Wildfire in Greater Victoria region likely human-caused, say fire crews
WatchA two-hectare wildfire burning near Victoria since Tuesday evening is finally under control thanks to a coordinated effort from both land and air.

Investigators say the wildfire that broke out in the hills above View Royal on Tuesday was likely human caused.

At around 5 p.m. Tuesday night, smoke was seen billowing out from Mill Hill Regional Park blanketing the region.

Firefighting crews from Langford, Colwood, View Royal, and Esquimalt were called in to battle the blaze, in difficult terrain.

“I think on the View Royal side we were looking at over 2000 feet of hose, on the Langford side we’re talking 3300 feet of hose. That’s a lot of hose,” said Langford Fire Chief Chris Aubrey.

“And you’re also going up about 80 metres in height, which also creates challenges in pumping that high up that grade. All those things were factors in preventing us from actually getting water on the fire.”

Crews say it took an hour just to climb in and lay the hose, making the air attack essential.

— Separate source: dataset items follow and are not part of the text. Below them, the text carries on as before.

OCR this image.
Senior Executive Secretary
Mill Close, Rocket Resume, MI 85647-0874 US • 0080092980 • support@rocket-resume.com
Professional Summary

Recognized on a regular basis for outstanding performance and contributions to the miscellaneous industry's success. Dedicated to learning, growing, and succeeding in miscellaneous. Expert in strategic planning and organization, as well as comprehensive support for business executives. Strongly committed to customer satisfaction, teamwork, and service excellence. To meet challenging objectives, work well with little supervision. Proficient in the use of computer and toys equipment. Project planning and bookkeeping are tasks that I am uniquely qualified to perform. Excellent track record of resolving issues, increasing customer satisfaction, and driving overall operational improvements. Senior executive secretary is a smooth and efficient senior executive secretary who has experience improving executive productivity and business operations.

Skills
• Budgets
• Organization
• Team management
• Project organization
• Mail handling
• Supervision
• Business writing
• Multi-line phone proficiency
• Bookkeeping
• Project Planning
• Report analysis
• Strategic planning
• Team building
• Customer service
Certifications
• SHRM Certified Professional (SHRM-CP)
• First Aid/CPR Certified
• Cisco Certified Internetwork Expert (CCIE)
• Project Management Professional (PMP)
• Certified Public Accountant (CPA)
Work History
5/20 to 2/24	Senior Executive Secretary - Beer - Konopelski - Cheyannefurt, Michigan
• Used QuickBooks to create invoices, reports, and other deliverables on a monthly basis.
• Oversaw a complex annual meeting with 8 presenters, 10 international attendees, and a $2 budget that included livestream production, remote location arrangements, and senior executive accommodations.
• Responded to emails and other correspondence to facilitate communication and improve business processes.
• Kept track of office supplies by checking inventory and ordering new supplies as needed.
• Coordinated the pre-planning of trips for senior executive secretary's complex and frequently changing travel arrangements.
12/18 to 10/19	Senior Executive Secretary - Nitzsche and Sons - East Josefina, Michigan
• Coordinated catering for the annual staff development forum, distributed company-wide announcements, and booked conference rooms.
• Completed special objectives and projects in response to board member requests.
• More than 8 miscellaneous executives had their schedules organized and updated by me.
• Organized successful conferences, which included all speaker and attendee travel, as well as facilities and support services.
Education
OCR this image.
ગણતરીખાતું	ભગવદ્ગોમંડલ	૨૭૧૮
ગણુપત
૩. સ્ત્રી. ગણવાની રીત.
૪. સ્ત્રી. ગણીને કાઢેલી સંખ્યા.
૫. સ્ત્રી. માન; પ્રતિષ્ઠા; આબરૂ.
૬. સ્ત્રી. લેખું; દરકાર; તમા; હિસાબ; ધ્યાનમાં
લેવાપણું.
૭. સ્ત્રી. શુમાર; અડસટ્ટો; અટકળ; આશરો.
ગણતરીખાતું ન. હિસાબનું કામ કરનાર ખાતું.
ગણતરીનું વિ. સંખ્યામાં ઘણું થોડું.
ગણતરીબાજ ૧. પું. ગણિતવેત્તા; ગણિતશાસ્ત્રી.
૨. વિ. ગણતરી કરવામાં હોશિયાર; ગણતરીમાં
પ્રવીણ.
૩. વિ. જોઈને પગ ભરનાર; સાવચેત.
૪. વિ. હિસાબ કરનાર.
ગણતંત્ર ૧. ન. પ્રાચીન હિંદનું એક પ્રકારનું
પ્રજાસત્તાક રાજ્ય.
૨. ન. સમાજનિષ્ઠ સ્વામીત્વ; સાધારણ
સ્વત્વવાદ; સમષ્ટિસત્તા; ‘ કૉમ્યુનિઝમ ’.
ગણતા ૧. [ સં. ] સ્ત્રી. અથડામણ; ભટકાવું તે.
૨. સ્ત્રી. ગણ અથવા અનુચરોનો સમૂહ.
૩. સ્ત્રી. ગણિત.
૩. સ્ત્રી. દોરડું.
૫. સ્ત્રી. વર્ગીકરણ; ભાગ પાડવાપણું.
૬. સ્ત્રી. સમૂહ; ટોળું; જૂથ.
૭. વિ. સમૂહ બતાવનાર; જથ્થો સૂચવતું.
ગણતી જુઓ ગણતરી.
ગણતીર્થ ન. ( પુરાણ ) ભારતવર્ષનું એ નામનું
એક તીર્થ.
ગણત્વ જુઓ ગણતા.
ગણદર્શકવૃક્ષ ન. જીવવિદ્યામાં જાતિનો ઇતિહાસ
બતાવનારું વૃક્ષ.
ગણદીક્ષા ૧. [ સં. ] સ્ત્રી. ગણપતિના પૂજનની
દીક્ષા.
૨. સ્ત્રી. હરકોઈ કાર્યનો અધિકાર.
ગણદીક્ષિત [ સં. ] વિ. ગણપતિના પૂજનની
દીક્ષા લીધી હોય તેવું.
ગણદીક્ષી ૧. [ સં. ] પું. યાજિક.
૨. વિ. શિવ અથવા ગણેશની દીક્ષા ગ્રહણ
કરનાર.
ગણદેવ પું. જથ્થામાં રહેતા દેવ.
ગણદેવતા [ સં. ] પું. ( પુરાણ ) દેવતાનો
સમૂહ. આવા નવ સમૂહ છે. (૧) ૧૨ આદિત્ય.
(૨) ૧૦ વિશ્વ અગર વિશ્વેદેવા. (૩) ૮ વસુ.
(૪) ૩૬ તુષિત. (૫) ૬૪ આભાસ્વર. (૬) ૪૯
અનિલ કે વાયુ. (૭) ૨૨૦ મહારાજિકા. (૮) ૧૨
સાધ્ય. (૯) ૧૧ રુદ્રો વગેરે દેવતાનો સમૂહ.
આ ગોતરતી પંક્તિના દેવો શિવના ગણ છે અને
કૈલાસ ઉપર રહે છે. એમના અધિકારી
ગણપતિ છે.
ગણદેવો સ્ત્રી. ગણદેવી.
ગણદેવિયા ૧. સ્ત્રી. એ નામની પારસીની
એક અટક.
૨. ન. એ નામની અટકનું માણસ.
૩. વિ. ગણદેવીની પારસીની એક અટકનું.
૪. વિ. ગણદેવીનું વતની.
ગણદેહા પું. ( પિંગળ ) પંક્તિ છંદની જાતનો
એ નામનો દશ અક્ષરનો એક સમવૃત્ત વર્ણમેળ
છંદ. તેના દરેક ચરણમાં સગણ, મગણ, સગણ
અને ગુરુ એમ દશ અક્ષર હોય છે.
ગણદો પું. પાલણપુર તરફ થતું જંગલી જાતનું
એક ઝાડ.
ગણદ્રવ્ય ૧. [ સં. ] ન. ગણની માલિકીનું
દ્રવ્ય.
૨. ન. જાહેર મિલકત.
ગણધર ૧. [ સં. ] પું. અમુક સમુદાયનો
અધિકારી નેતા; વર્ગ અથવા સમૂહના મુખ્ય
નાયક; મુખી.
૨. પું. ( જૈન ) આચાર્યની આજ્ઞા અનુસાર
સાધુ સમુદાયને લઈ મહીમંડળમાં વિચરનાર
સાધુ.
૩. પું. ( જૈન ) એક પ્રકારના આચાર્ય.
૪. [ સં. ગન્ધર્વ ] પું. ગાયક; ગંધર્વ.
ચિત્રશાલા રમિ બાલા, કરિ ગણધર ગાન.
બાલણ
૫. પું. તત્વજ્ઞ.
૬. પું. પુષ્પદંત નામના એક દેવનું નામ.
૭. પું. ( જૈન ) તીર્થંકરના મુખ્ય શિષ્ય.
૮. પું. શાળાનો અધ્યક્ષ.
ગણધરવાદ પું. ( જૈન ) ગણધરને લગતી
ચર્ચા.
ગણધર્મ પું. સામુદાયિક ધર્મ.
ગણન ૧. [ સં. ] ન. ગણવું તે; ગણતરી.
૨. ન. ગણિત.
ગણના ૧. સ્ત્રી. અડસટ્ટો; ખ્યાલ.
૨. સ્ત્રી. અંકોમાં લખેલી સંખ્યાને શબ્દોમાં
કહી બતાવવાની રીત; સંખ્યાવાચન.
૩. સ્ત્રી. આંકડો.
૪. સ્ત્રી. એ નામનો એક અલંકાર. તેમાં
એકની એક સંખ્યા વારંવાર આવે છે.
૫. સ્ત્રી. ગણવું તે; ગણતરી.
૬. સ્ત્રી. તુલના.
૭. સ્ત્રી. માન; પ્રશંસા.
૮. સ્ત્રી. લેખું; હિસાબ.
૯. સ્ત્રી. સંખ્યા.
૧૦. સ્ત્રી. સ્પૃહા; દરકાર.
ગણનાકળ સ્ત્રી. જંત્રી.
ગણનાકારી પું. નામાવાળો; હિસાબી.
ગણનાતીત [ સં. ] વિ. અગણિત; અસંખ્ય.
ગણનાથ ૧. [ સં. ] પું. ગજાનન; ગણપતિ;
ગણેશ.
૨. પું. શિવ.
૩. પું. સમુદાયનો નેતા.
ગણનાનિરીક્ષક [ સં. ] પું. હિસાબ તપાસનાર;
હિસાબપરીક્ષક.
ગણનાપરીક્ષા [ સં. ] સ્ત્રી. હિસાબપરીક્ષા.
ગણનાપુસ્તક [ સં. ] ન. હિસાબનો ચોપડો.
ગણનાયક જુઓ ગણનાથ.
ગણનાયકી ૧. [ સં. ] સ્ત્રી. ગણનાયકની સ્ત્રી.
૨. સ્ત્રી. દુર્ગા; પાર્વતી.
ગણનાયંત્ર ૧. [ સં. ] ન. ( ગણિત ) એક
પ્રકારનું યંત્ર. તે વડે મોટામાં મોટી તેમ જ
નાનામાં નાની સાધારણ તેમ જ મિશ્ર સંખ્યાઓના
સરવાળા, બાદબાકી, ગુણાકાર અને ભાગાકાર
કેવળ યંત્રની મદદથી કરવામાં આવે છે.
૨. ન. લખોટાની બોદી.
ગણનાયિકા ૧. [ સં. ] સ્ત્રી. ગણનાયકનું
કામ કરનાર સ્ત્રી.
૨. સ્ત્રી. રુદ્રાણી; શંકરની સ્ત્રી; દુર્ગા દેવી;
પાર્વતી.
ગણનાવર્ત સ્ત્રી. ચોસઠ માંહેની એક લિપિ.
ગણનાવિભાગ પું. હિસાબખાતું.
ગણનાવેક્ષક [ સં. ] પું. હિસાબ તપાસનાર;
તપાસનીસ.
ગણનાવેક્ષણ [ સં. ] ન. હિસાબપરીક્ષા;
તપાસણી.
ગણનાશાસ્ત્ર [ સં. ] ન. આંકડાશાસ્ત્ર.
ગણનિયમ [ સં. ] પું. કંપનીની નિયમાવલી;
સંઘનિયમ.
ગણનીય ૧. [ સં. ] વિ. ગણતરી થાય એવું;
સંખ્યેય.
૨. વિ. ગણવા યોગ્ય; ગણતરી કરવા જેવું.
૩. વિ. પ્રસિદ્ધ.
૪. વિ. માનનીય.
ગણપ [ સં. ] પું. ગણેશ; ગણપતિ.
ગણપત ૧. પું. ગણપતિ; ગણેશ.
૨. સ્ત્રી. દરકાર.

“We use the air attack in two ways: the helicopters were dropping water on the fire and the prevents it from moving quickly, and the retardant helps paint a line on the ground to slow down the fire to make sure it doesn’t leave the area,” said Donna MacPherson with the Coastal Fire Centre, who provided the tanker and a helicopter.

The successful air attack meant that overnight, the fire didn’t grow past its two-hectare size.

As of Wednesday, while still active, crews say the fire is fully contained. And as crews head into the mop-up phase, they’re already anticipating the investigation ahead.

“There wasn’t any real weather conditions that would really be the cause of the fire,” said Aubrey.

“So right now we’re treating this as a human-caused fire.”

The Coastal Fire Centre in B.C. will see a fire ban start Friday at noon. And local fire crews say wildfires like this remind us, we’re still very much fire season.

“With COVID people have been confined to their local communities, so people are using their parks and trails. Which is great but we just want to make sure people are taking precautions in there and you’re not doing anything that’s going to potentially spark a fire,” said Aubrey.